Les vols avec des fusées réutilisables ouvrent la route au tourisme spatial. D’ici une dizaine d’années, le vol dans l’espace ne coûtera plus que 5 000 à 10 000 euros et non plus des millions de dollars comme aujourd’hui. Jeff Bezos, né Jeffrey Jorgensen à Albuquerque en 1964, a remercié tous ses collaborateurs  dans l’esprit généreux qui le caractérise. Il se distingue du commun des mortels parce que, démarrant dans les affaires sans un sou, il est devenu « l’homme le plus riche du monde » grâce à sa société Amazon. Il a créé  l’entreprise « Blue Origin » vouée au tourisme spatial.  
l’Association « C l’Europe. Conférence Paneuropéenne de Strasbourg »
(https://www.c-l-europe.eu) que dirige notre compatriote palois Jean-Paul Picaper, s’est entretenue le 29 juin 2021 avec le Dr. Frédéric Marin, chercheur en astrophysique, membre du CNRS. Monsieur Marin est basé à l’Observatoire Astronomique de Strasbourg, rattaché à l’Université de l’Eurométropole. Son domaine d’étude principal est l’évolution des trous noirs au centre des galaxies afin de mieux comprendre comment se sont formées les grandes structures de l’Univers. C’est un expert dans le domaine de la polarisation des hautes énergies et il fédère la recherche sur la polarisation des quasars en France. L’interview a été enregistrée sur You Tube.

JPP : Dites-nous en deux mots, Monsieur Marin, ce qu’est un quasar. Je suis sûr que 90% de nos lecteurs et auditeurs ne savent pas ce que c’est.
FM : Ce sont des noyaux actifs de galaxies proches des trous noirs mais qui apparaissent au télescope comme des points très brillants, ce sont les objets les plus lumineux de l’univers. Le mot est une abréviation de quasi-stellar radiosource en anglais.
Je me focalise aussi sur un second axe de recherche: l’anthropologie de l’espace lointain. Il s’agit de l’étude de l’exploration humaine de l’espace, de l’orbite terrestre aux lointaines exoplanètes.
JPP : Oui, je sais que c’est votre principal centre d’intérêt. Nous devrons en reparler et faire un colloque là-dessus. Ce qu’on voit actuellement, ce sont de nombreuses activités assez spectaculaires cette année dans votre domaine de recherche : tout d’abord l’atterrissage réussi du robot Perseverance sur le cratère Jezero de la planète Mars et le bon fonctionnement de ses instruments, y compris le spectromètre fabriqué en France ; puis le lancement de Thomas Pesquet et de ses coéquipiers vers la station spatiale et plus récemment ses trois sorties dans l’espace pour installer un panneau solaire. Je ne sais plus si l’alunissage d’un engin chinois sur la face cachée de la Lune a eu lieu cette année ou l’année dernière. L’Inde aussi après la Chine va se lancer dans l’espace avec une capsule appelée Gaganyaan emportant trois spationautes et les Russes coopèrent désormais avec les Chinois. J’ai l’impression en revanche que les activités spatiales russes sont en chute libre, n’est-ce pas votre impression ?

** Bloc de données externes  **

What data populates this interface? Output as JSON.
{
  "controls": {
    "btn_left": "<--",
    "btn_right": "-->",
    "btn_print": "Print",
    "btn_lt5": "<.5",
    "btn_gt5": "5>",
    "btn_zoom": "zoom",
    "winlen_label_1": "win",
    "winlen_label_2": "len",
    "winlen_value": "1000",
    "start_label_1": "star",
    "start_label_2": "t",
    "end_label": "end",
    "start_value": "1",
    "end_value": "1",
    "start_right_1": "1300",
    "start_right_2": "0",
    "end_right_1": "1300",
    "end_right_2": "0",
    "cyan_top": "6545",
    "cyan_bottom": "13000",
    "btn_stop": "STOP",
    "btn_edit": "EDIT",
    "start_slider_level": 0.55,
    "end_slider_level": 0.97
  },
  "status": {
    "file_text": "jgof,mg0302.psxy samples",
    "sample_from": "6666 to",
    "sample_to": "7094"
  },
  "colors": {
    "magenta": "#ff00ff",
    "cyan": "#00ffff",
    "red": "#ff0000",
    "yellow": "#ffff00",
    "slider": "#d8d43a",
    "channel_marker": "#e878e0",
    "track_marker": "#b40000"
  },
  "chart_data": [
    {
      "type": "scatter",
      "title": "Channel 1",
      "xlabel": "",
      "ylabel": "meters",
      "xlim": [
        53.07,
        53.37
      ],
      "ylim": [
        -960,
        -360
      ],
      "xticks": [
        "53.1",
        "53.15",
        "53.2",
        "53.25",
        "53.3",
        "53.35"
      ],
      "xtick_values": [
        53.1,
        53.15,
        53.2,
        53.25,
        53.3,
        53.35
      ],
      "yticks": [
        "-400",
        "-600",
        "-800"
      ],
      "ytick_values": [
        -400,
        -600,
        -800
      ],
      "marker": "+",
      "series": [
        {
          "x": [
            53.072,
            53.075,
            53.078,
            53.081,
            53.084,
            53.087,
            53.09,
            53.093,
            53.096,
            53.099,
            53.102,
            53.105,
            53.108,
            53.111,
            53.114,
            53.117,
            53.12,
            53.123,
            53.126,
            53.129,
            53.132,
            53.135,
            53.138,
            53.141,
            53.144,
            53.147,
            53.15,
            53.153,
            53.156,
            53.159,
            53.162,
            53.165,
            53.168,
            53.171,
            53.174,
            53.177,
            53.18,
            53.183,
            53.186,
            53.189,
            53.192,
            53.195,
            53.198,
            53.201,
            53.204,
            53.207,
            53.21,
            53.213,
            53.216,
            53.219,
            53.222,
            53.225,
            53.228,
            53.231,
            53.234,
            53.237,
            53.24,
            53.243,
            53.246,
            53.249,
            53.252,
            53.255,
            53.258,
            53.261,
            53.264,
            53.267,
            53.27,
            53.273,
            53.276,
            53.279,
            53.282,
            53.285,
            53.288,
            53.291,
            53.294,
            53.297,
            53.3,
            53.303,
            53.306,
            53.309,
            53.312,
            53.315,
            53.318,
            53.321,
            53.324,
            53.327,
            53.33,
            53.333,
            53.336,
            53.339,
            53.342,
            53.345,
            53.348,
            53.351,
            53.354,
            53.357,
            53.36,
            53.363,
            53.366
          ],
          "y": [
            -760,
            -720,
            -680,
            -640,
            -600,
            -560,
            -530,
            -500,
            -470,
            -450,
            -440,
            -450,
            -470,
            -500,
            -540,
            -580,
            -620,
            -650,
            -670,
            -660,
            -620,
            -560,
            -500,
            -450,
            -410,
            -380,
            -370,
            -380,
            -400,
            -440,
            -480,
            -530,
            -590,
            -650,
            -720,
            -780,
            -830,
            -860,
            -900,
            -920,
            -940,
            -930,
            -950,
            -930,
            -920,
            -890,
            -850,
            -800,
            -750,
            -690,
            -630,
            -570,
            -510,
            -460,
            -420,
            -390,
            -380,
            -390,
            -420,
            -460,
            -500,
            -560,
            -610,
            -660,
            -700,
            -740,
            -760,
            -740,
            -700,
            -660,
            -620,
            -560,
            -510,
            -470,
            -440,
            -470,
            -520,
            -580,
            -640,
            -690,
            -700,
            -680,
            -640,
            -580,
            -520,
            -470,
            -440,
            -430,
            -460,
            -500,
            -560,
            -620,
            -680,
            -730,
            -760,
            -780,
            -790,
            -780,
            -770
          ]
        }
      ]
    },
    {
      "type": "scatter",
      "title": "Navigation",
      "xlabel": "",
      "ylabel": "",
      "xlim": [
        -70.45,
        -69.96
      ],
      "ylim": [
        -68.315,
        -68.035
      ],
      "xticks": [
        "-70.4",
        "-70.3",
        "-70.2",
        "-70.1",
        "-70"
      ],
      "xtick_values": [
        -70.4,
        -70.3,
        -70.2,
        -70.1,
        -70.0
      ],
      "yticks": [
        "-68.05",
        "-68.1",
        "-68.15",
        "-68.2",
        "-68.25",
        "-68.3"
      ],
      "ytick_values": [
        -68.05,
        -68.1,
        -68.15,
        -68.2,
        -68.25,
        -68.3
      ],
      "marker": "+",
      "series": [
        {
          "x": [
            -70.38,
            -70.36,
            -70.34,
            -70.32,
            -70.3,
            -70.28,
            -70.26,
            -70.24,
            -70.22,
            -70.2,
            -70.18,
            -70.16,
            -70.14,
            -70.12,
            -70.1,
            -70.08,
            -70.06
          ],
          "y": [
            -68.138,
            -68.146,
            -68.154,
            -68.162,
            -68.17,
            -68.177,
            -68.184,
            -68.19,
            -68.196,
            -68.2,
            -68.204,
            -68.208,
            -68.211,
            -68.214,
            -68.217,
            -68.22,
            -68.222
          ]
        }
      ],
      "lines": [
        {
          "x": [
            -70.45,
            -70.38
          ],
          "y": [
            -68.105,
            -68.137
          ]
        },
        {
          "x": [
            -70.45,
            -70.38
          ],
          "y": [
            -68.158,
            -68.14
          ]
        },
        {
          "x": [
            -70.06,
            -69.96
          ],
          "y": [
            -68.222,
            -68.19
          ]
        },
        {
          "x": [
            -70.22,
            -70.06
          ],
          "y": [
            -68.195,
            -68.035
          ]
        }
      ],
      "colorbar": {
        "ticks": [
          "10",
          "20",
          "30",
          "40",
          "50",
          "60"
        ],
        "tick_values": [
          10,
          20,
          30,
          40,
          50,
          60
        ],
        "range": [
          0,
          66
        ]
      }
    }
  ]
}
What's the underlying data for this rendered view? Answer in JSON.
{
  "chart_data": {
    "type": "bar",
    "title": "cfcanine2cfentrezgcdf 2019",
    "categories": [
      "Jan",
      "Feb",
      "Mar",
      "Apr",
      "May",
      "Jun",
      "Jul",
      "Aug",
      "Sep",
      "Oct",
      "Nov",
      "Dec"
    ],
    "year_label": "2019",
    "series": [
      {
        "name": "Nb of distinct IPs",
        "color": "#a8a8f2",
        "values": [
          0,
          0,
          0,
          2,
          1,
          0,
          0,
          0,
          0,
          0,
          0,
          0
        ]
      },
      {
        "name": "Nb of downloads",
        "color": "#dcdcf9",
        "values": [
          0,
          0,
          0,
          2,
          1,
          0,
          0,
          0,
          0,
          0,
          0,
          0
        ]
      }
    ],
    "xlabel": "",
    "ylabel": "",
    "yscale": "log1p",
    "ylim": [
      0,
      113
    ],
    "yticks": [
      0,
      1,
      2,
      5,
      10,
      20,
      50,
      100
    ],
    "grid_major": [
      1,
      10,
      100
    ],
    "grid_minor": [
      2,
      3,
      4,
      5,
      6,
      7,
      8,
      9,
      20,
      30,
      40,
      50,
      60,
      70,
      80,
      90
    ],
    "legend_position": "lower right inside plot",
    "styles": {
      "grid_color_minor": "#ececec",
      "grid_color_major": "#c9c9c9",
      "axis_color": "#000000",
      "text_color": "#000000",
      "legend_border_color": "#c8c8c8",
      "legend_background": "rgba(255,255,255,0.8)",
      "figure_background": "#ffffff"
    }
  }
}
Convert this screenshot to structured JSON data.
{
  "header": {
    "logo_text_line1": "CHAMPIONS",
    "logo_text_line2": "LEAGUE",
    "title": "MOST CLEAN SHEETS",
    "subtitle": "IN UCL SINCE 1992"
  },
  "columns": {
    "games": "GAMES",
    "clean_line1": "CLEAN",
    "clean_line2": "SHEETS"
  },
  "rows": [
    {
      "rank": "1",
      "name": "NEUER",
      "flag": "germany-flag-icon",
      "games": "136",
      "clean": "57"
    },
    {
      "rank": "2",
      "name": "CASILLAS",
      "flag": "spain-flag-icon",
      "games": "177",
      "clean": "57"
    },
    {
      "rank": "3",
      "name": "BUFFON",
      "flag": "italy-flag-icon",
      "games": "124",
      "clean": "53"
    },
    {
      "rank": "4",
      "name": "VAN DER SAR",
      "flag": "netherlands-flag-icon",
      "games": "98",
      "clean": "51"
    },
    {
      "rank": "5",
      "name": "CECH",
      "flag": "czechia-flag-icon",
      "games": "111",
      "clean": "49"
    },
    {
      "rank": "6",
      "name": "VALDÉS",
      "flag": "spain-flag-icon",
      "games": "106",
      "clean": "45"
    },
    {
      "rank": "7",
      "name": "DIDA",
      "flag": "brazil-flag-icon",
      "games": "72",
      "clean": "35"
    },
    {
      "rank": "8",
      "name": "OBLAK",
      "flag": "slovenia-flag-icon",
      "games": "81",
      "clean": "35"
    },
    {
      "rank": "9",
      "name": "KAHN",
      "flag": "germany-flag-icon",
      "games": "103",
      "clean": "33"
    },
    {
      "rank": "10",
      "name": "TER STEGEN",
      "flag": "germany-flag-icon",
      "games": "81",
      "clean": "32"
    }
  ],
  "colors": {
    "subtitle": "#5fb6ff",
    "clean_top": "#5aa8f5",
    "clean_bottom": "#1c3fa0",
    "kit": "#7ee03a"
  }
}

FM : Les activités spatiales russes sont complètement différentes depuis la chute de l’URSS. La politique de la recherche spatiale concurrentielle a changé, le paradigme aussi et les financements sont allés à la reconstruction du pays. La recherche russe dans le spatial reste excellente mais elle ne correspond plus à ce qui se passait avant les années 90. Gros focus sur le tourisme spatial et les manières d’injecter de l’argent dans une recherche qui peine à être financée par l’État. Ils ont une très grosse concurrence des pays capitalistes où le secteur privé se charge de ce genre de recherche/exploitation. Il est difficile de les concurrencer. Mais la Russie possède encore une formidable expertise dans la création de vaisseaux spatiaux habités (les fameux Soyouz) fiables, robustes et peu chers.
JPP : Pesquet a voyagé dans une capsule Crew Dragon de Space X, d’Elon Musk, un missile privé, et non plus sur une fusée russe de Baïkonour comme jusqu’ici. Mais on dit que les Russes vont remplacer leurs vieux Soyouz et par une nouvelle capsule plus moderne baptisée Oriol.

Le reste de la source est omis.